Jak przyznał na Instagramie Quinlivan, „odkrył, że nie płacze już, gdy dzieje się coś smutnego. Czyż nie jest to interesujące, że ronimy łzy w chwilach triumfu?”.
„To była dla mnie jedna z tych chwil triumfalnego płaczu” – ekscytował się zmiennopłciwiec po ogłoszeniu współpracy z Chanel.
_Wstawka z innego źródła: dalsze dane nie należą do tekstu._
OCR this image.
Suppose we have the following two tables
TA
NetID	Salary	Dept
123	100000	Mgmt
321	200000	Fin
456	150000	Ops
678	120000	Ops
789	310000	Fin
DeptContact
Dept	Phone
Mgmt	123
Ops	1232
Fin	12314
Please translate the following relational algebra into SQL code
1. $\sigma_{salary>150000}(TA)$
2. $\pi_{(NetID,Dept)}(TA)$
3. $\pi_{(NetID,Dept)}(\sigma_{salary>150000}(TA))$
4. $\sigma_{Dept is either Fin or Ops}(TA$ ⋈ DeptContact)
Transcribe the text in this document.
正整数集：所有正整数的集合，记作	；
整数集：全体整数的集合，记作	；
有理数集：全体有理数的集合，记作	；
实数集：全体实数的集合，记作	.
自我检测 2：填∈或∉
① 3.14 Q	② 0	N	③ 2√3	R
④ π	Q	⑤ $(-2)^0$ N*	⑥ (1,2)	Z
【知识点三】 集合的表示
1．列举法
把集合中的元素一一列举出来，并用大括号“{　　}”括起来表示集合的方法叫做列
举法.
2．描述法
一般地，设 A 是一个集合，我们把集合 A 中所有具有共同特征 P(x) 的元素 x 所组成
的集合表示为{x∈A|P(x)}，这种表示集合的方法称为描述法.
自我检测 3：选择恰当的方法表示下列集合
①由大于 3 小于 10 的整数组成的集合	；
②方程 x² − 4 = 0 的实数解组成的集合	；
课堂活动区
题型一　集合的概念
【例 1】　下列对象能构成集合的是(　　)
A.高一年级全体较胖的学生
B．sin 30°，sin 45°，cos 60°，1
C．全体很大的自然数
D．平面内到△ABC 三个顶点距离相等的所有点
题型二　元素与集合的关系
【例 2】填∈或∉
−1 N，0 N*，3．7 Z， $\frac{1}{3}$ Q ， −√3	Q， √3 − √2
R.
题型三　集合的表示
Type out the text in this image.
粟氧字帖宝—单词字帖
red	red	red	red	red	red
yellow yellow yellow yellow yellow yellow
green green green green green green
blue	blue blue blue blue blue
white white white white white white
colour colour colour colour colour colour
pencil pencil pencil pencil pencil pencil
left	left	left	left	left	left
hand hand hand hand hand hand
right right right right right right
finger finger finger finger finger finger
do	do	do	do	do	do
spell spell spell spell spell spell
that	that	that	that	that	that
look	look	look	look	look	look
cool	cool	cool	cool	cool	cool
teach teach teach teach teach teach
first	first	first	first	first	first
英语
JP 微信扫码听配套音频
„Całe moje życie było walką. Od ciągłego zastraszania w szkole, od dzieci, które groziły, że mnie zabiją i robiły szczegółowe grafiki, w jaki sposób to zrobią, przez mojego ojca, który mnie bił i wyzywał, po negatywną reakcję w branży po moim ujawnieniu napaści seksualnej. To zwycięstwo, które sprawiło, że to wszystko było tego warte” – żalił się.
Quinlivan od 2017 roku pracuje w modelingu, po tym jak dokonał „coming outu” jako transpłciowiec. Pracował m.in. dla Louis Vuitton, Gucci, Milk Makeup, Redken, Maison Margiela Fragrances i Chanel. Chodził także po wybiegach Tygodnia Mody oraz pojawiał się na okładkach magazynów takich jak Porter Magazine i L’Officiel.
„Brałem udział w 2 programach dla Chanel, podczas gdy żyłem w ukryciu (wtedy nie ujawniłem jeszcze mojej tożsamości trans). Po ujawnieniu się wiedziałem, że przestanę pracować z niektórymi markami, myślałem, że już nigdy nie będę współpracować z domem mody Chanel” – stwierdził Quinlivan.
„Ale jestem w Chanel Beauty Advertising. Jestem pierwszą osobą otwarcie mówiącą o swojej transpłciowości, która pracuje dla Chanel, jestem zaszczycony i dumny, że mogę reprezentować moją społeczność” – dodał.
Nie jest to pierwszy przypadek zmiennopłciowca, który pracuje w branży modowej, czy kosmetycznej. Kilka tygodni temu bieliźniany gigant Victoria’s Secret ogłosił, że wynajął transpłciowego modela na swoje wybiegi. W 2016 roku magazyn Marie Claire był pierwszym czasopismem modowym, na którego okładce pojawił się transpłciowy model.